Furthermore, the sensitive T. gondii-specific sense and antisense primers can be used as a primer in DNA sequencing reactions. The primer sequences have a short open reading frame and consensus sequences with continuous starting and ending. These consensus sequences reveal the dhfr-ts gene. It plays a crucial role in various types of sequence analysis, from sequence assembly to profile-based iterative search methods [41]. Although one of the sampled sequences exhibits a mutation compared to the reference sequence, the encoded protein may still be functional. In addition, the deletions within the gene sequences do not affect protein translation. However, these sequencing errors could potentially contribute to anti-DHFR drug resistance, necessitating further in-depth study in the future. Based on the phylogenetic analysis of the Tgdhfr-ts gene, the detected sequences in this study were clustered within the same clade, resulting in an effective standardized method for treating and protecting against T. gondii infection. A limitation of this study is the limited genotype database available. Accordingly, the PCR-based method targeting the Tgdhfr-ts gene, as used in this study, demonstrates high specificity and is suitable for confirming active infections. Although it may not be appropriate for routine surveillance due to cost and infrastructure requirements, it is a valuable tool for early diagnosis in suspected outbreak scenarios or in high-risk populations. Further studies are necessary to identify other species of T. gondii infections, determine the specific genotypes of T. gondii circulating in Thailand, and explore the potential association between pathogenicity and genotype. Importantly, this finding also raises public health awareness regarding the potential for zoonotic transmission, particularly through the consumption of undercooked goat meat or unpasteurized goat milk, which are consumed in certain regions of Thailand. Given that T. gondii tissue cysts can persist in meat and oocysts may contaminate milk, the detection of active infections in goats underscores the need for public awareness campaigns, safe food handling practices, and consideration of pasteurization standards.

5. Conclusions

This study demonstrates the applicability of a targeted molecular approach for the detection of genetic material of T. gondii in goats, contributing to early diagnosis and improved understanding of the parasite’s prevalence and genetic characteristics within local goat populations.
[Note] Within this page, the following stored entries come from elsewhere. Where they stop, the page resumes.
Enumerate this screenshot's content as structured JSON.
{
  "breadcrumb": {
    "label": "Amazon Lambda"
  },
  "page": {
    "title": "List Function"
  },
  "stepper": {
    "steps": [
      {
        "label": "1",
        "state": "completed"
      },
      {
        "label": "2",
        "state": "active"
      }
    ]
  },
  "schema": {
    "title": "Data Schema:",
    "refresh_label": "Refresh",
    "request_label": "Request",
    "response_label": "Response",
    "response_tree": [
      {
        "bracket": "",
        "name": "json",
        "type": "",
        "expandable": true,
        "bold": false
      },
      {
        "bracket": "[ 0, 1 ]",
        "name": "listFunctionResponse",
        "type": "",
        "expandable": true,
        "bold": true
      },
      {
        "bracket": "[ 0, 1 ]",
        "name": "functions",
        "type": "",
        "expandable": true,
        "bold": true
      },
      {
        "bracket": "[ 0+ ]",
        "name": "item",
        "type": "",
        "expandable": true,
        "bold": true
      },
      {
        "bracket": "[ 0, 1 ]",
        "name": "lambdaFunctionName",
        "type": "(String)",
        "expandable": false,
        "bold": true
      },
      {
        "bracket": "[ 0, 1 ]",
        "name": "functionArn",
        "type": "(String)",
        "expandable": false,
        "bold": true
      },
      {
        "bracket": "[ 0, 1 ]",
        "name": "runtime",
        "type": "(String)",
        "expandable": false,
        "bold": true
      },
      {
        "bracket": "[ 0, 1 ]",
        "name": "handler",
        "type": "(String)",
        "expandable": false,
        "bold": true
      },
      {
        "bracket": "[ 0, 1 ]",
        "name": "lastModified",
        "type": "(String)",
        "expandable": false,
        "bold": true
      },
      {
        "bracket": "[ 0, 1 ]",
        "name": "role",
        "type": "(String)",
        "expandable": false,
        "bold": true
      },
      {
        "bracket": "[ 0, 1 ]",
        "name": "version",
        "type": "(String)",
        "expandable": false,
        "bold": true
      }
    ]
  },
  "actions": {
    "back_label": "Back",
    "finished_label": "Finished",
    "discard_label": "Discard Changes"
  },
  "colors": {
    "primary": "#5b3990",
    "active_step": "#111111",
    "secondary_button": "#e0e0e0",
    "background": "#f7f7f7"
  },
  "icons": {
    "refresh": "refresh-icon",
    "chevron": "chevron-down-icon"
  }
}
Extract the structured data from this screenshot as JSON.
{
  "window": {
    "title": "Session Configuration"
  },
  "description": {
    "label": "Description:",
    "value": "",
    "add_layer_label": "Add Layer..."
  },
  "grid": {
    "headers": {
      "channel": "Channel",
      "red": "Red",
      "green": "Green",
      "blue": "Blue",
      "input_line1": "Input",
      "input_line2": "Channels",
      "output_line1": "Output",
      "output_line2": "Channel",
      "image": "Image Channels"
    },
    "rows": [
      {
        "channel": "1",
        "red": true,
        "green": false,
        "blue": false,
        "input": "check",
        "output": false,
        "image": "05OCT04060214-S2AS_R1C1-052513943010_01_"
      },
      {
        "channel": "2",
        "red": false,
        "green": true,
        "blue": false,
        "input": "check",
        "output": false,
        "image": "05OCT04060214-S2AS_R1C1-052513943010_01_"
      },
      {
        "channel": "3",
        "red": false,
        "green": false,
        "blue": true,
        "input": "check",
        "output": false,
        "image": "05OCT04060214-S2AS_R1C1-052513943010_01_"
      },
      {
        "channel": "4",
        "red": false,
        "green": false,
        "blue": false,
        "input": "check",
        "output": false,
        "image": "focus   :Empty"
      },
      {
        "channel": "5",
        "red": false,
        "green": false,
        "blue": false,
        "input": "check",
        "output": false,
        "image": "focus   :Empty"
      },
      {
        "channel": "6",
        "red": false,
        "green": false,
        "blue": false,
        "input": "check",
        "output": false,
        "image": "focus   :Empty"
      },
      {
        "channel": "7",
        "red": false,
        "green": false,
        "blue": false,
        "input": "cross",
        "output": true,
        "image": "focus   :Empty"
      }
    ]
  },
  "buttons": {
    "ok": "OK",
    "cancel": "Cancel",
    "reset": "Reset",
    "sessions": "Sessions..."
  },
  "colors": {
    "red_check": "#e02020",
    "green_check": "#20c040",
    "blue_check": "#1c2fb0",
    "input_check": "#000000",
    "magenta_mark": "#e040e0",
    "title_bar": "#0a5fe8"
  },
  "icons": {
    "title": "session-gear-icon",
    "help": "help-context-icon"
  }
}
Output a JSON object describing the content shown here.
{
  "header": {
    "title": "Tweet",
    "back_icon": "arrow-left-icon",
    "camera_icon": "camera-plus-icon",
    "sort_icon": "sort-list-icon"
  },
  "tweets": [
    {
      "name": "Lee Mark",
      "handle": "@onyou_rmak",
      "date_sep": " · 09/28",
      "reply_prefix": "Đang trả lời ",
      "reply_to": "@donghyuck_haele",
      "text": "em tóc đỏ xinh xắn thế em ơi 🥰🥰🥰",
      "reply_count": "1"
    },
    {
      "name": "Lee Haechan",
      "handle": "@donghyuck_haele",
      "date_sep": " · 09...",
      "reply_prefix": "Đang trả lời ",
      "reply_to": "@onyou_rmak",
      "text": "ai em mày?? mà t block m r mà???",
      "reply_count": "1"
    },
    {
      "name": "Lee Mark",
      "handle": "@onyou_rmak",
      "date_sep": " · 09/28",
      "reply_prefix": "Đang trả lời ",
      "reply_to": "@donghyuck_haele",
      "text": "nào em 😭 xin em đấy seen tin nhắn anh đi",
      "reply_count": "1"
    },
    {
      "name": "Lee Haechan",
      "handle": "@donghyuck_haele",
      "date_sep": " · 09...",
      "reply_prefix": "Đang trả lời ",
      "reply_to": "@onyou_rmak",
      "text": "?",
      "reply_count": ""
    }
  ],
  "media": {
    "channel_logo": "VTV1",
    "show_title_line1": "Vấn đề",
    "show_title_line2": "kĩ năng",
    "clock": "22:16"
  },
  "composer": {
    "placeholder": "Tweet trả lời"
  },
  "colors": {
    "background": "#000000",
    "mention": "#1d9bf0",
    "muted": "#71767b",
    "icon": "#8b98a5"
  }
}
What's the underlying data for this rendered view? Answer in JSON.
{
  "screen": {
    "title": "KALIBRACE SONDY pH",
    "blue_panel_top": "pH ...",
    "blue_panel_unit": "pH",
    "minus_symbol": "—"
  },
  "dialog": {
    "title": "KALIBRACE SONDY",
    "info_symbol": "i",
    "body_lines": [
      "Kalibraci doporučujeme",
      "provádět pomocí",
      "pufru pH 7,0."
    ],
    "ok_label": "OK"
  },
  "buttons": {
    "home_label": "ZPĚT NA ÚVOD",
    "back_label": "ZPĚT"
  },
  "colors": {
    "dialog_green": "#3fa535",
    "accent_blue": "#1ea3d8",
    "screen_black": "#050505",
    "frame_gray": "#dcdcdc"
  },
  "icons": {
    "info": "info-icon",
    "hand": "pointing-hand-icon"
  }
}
These findings may inform future research on transmission patterns and support the development of targeted control strategies to reduce the risk of spread to other animals and humans.

Supplementary Materials

The following supporting information can be downloaded at: https://www.mdpi.com/article/10.3390/vetsci12060555/s1, Figure S1: Sensitive species-specific primers as designed based on the complete double-strand sequence of a Tgdhfr-ts gene of pL0017 plasmid (MRA-786).

Author Contributions

Conceptualization, P.K. and N.S.; methodology, P.K., A.M., K.S., K.N., A.R., B.N., N.A. and S.M.; validation, P.K., A.M., K.S., K.N., A.R., B.N., N.A. and S.M.; formal analysis, P.K.; investigation, P.K., A.M., K.S., K.N., A.R., B.N., N.A. and S.M.; data curation, P.K.; writing—original draft preparation, P.K.; writing—review and editing, P.K. and N.S.; visualization, P.K.; supervision, P.K. and N.S.; project administration, P.K.; funding acquisition, N.S. All authors have read and agreed to the published version of the manuscript.

Funding

This research study was supported by the Fundamental Fund, Chiang Mai University (FF086/2567).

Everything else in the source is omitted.